Welche Kosten übernimmt die Krankenkasse?

Die gesetzlichen Krankenkassen übernehmen in der Regel die Leistungen, die der Sicherung der ärztlichen Behandlung dienen. Dazu zählen beispielsweise Medikamentengabe, Wundversorgung und Verbandswechsel, Injektionen, so genannte Vitalzeichenkontrollen (Blutdruck-, Pulsmessungen), das An- und Ausziehen von Kompressionsstrümpfen und vieles mehr.

Grundsätzlich müssen die Einzelleistungen bei den Krankenkassen beantragt werden. Erforderlich hierfür ist eine ärztliche Verordnung, die genau beschreibt, welche Leistungen wie oft und auf Grund welcher Diagnosen erbracht werden müssen. Verordnungen häuslicher Krankenpflege – so lautet die offizielle Bezeichnung des dafür vorgesehenen Formblattes – müssen grundsätzlich von niedergelassenen Haus- oder Fachärzten ausgestellt werden. Krankenhausärzte machen in den Entlassungsbriefen an ihre niedergelassenen Kollegen Therapievorschläge, die dann von dem jeweils weiterbehandelnden Arzt bei der Verordnung berücksichtigt werden.

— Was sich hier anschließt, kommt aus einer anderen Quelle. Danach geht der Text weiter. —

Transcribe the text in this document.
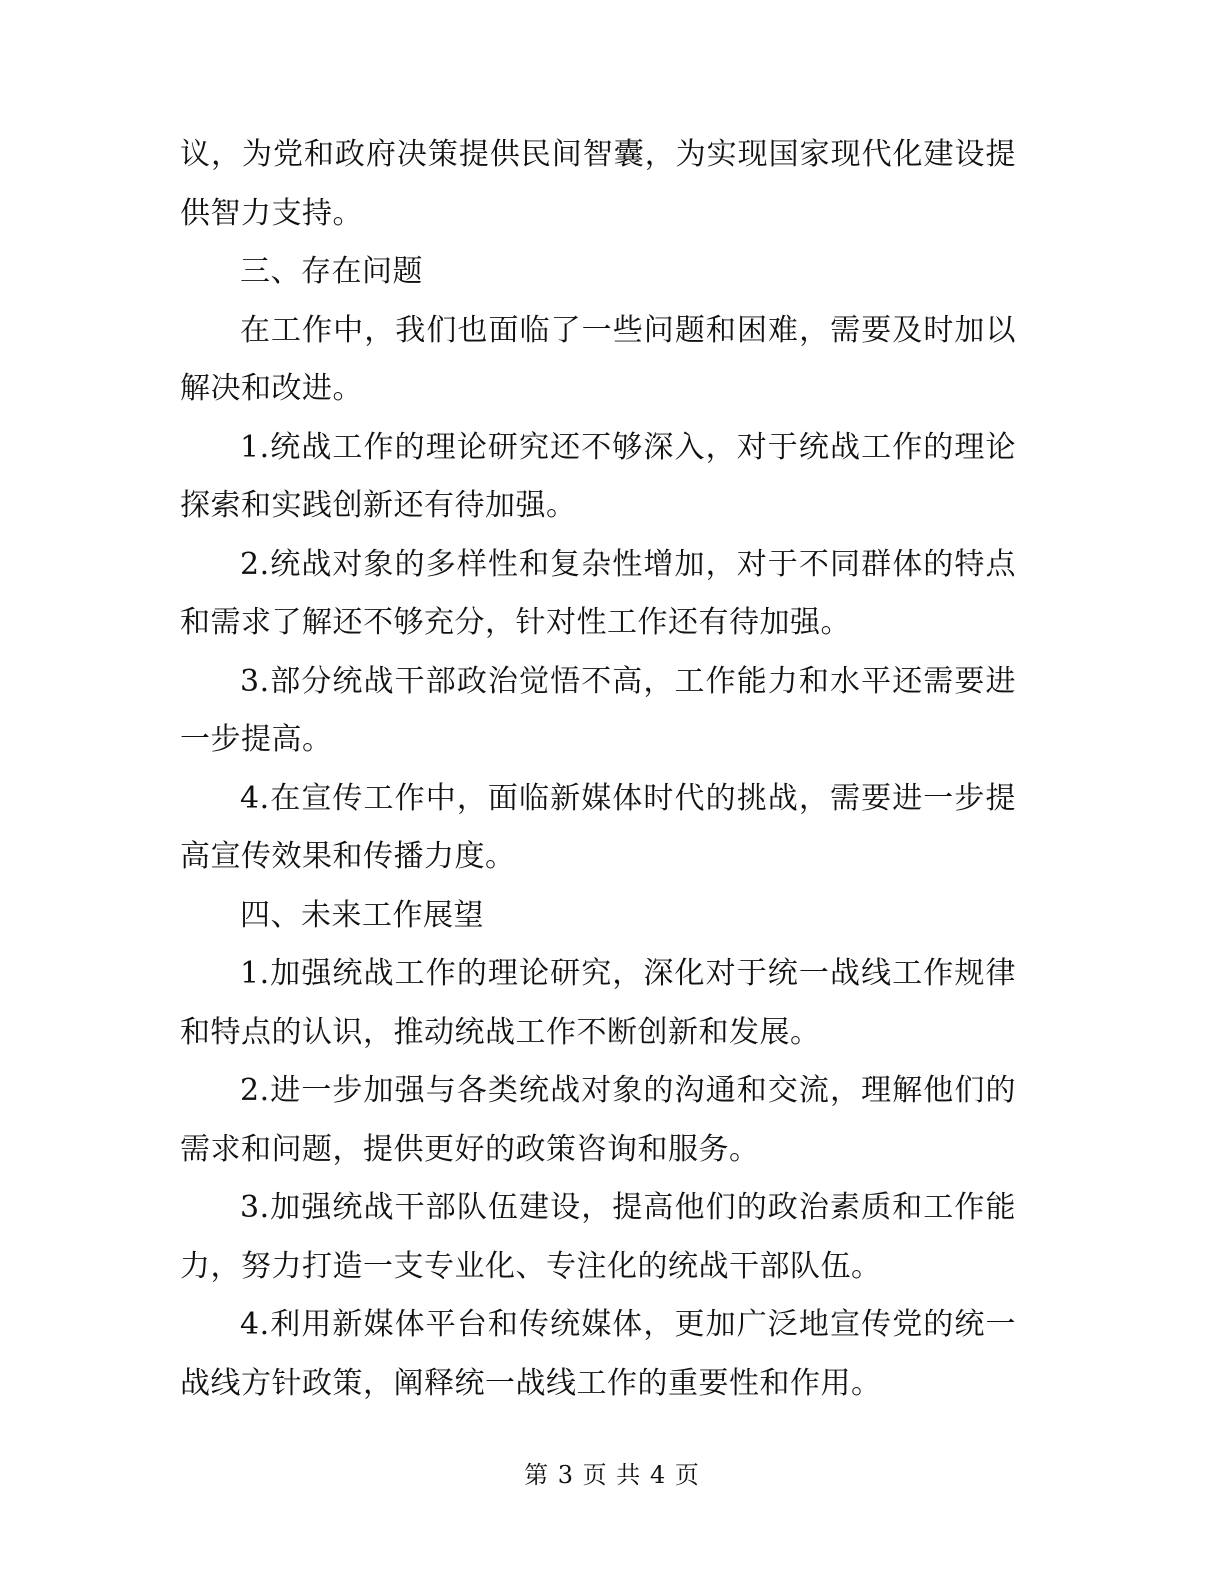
议，为党和政府决策提供民间智囊，为实现国家现代化建设提供智力支持。

三、存在问题

在工作中，我们也面临了一些问题和困难，需要及时加以解决和改进。

1.统战工作的理论研究还不够深入，对于统战工作的理论探索和实践创新还有待加强。

2.统战对象的多样性和复杂性增加，对于不同群体的特点和需求了解还不够充分，针对性工作还有待加强。

3.部分统战干部政治觉悟不高，工作能力和水平还需要进一步提高。

4.在宣传工作中，面临新媒体时代的挑战，需要进一步提高宣传效果和传播力度。

四、未来工作展望

1.加强统战工作的理论研究，深化对于统一战线工作规律和特点的认识，推动统战工作不断创新和发展。

2.进一步加强与各类统战对象的沟通和交流，理解他们的需求和问题，提供更好的政策咨询和服务。

3.加强统战干部队伍建设，提高他们的政治素质和工作能力，努力打造一支专业化、专注化的统战干部队伍。

4.利用新媒体平台和传统媒体，更加广泛地宣传党的统一战线方针政策，阐释统一战线工作的重要性和作用。

第 3 页 共 4 页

Welche Kosten übernimmt die Pflegeversicherung?

Damit Sie Leistungen aus der Pflegeversicherung in Anspruch nehmen können, müssen Sie einen Antrag bei der Pflegekasse stellen. Ein Gutachter stellt Ihren Pflegebedarf fest und erstellt ein Gutachten, auf dessen Grundlage Ihre Pflegekasse über eine Pflegestufe entscheidet. Bitte beachten Sie, dass bereits für die Pflegestufe I eine erhebliche Pflegebedürftigkeit erforderlich ist.

Die Pflegekasse übernimmt für Pflegeeinsätze pro Monat Kosten in Höhe von:

  •   440 Euro für Pflegebedürftige der Pflegestufe I
  • 1.040 Euro für Pflegebedürftige der Pflegestufe II
  • 1.510 Euro für Pflegebedürftige der Pflegestufe III
  • 1.918 Euro in besonderen Härtefällen für Pflegebedürftige der Pflegestufe III

Falls Ihr Hilfebedarf nicht so ausgeprägt ist, Sie aber trotzdem unseren ambulanten Pflegedienst in Anspruch nehmen möchten, besteht die Möglichkeit, diese Hilfe selbst zu zahlen. Wir beraten Sie über entstehende Kosten und erstellen einen individuellen Kostenvoranschlag.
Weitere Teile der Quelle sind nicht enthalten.